Fonds­vermittler Meldung

Fonds­vermittler im Internet sind häufig die beste Adresse, wenn es um den Kauf aktiv gemanagter Fonds geht. Bei ihnen gibt es Tausende Fonds ohne Ausgabe­aufschlag. Für die Verwahrung müssen Anleger allerdings in der Regel etwas zahlen. test.de nennt 29 Fonds­vermittler sowie 5 Fonds­banken, mit denen sie zusammen­arbeiten und vergleicht die Depot­preise.*

Provision ist die Geschäfts­basis

Im Internet gibt es Dutzende von Fonds­vermitt­lern. Meist handelt es sich dabei um sehr kleine Unternehmen. Ihr wichtigstes Stand­bein ist die Bestands­provision, die sie jähr­lich von Fonds­gesell­schaften für die Fonds­anteile in Anlegerdepots erhalten. Im Gegen­zug verzichten Fonds­vermittler meist voll­ständig auf den Ausgabe­aufschlag beim Kauf des Fonds. Fonds­vermittler sind Spezialisten für aktiv gemanagte Fonds, börsen­gehandelte Indexfonds (ETF) sehen sie allenfalls als Neben­geschäft. Der Grund: Bei ETF erhalten sie in der Regel keine Provision. Anleger, die vorrangig auf ETF setzen, sind bei einer günstigen Direktbank am besten aufgehoben.

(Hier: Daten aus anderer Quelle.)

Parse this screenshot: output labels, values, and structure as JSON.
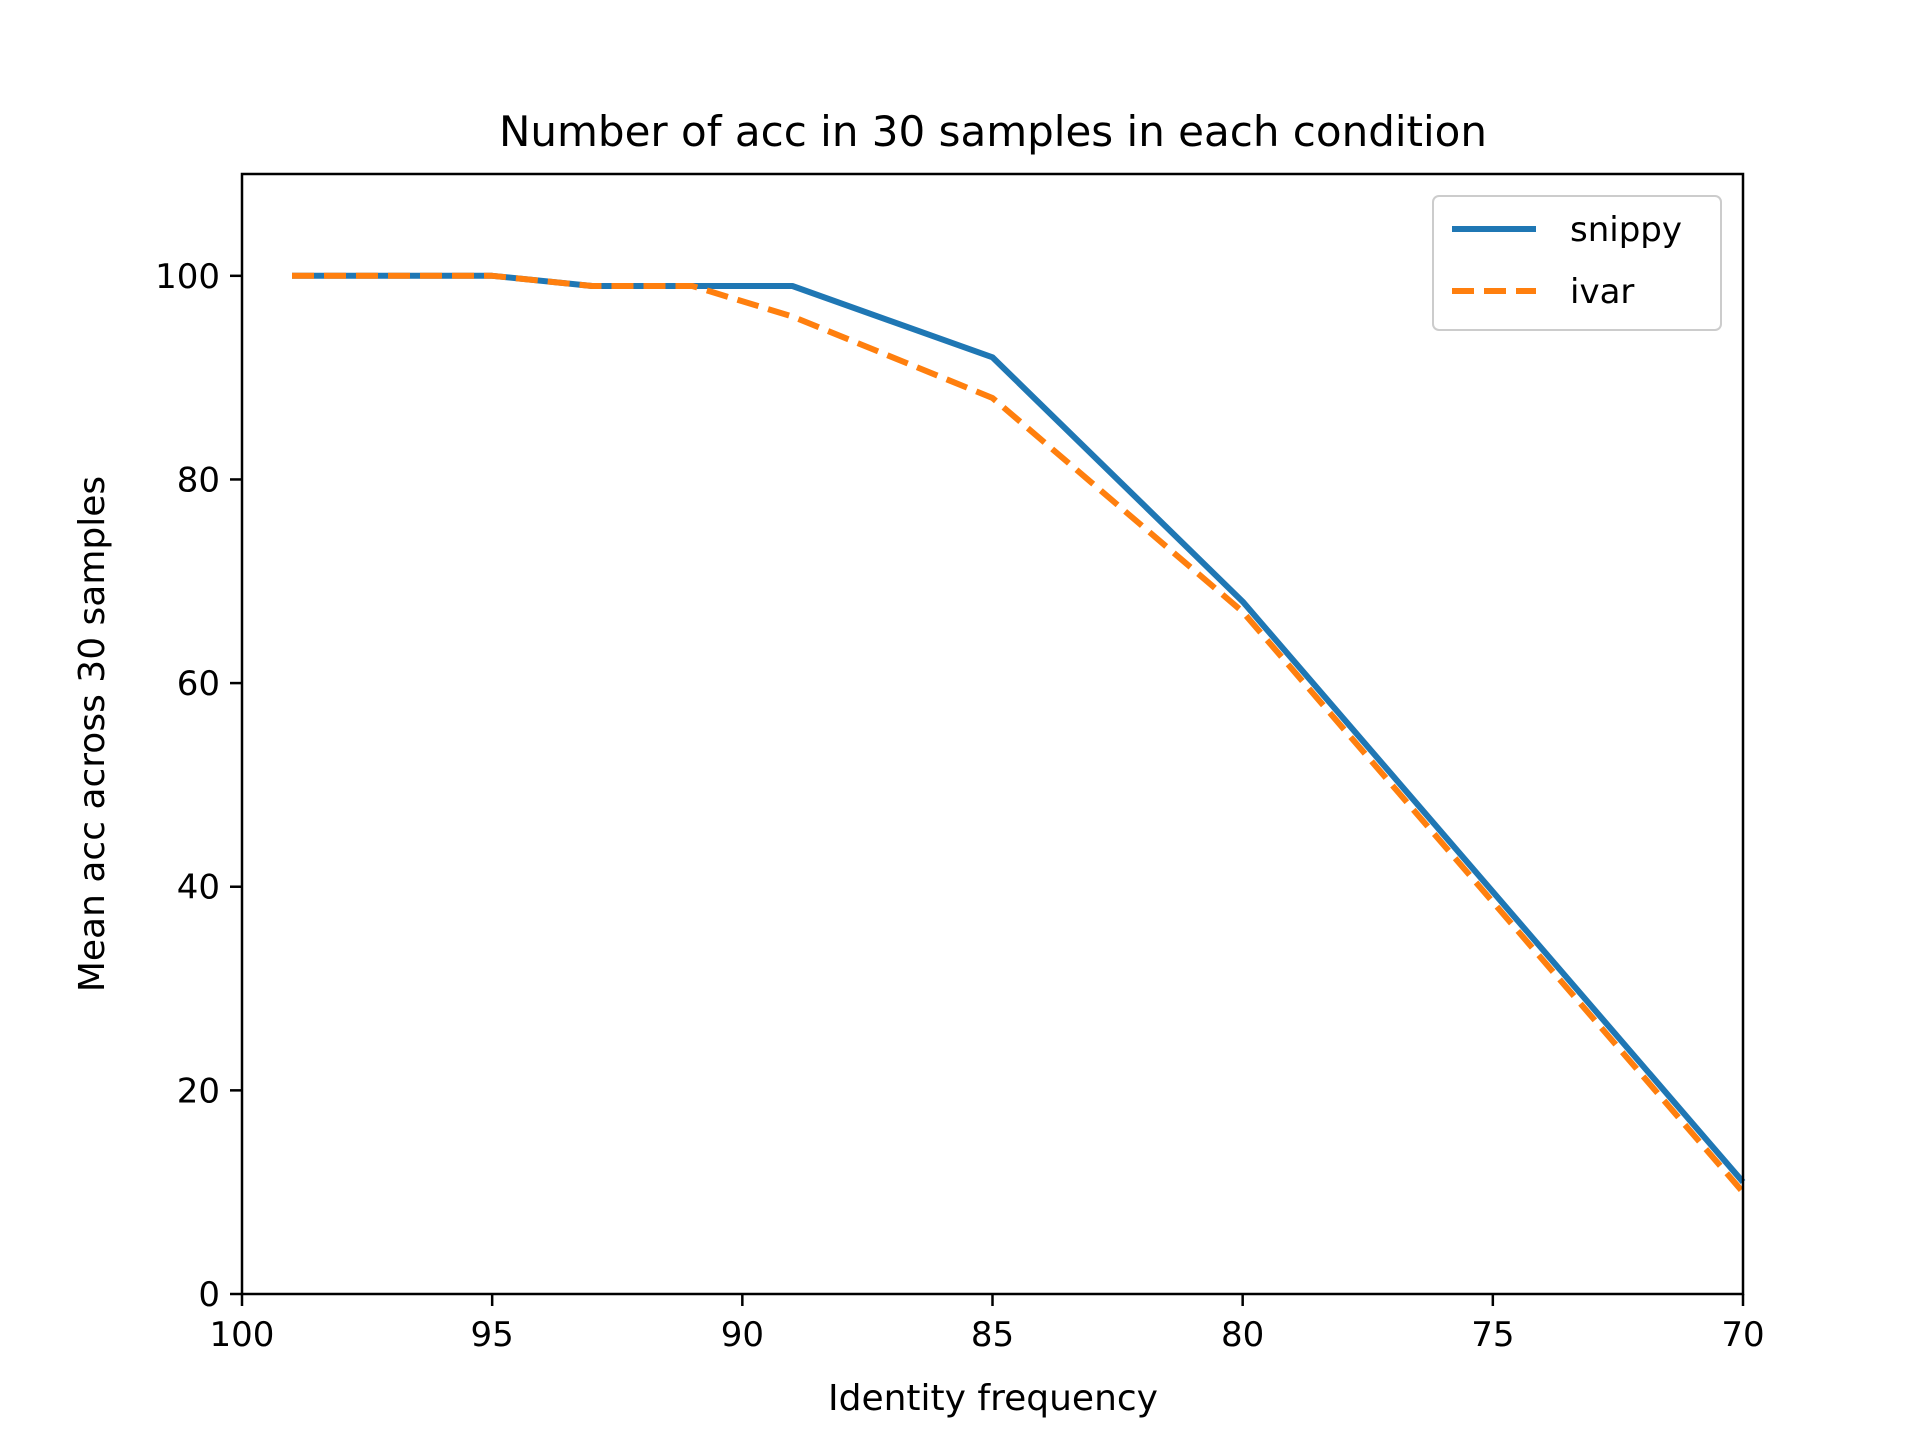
{
  "chart_data": {
    "type": "line",
    "title": "Number of acc in 30 samples in each condition",
    "xlabel": "Identity frequency",
    "ylabel": "Mean acc across 30 samples",
    "xlim": [
      100,
      70
    ],
    "ylim": [
      0,
      110
    ],
    "x_inverted": true,
    "xticks": [
      100,
      95,
      90,
      85,
      80,
      75,
      70
    ],
    "yticks": [
      0,
      20,
      40,
      60,
      80,
      100
    ],
    "grid": false,
    "legend_position": "top-right",
    "series": [
      {
        "name": "snippy",
        "color": "#1f77b4",
        "style": "solid",
        "x": [
          99,
          95,
          93,
          91,
          89,
          85,
          80,
          70
        ],
        "y": [
          100,
          100,
          99,
          99,
          99,
          92,
          68,
          11
        ]
      },
      {
        "name": "ivar",
        "color": "#ff7f0e",
        "style": "dashed",
        "x": [
          99,
          95,
          93,
          91,
          89,
          85,
          80,
          70
        ],
        "y": [
          100,
          100,
          99,
          99,
          96,
          88,
          67,
          10
        ]
      }
    ]
  }
}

Ohne Fonds­bank geht es nicht

Da Fonds­vermittler keine Bank­lizenz haben und keine Finanz­geschäfte betreiben dürfen, arbeiten sie mit sogenannten Fonds­banken zusammen. Die Fonds­anteile der Anleger sind als Sonder­vermögen auch für den Fall geschützt, dass die Fonds­bank Pleite geht. Eine Insolvenz des Vermitt­lers stellt ohnehin kein Risiko dar, da er weder auf Über­weisungen noch auf Fonds­anteile zugreifen kann.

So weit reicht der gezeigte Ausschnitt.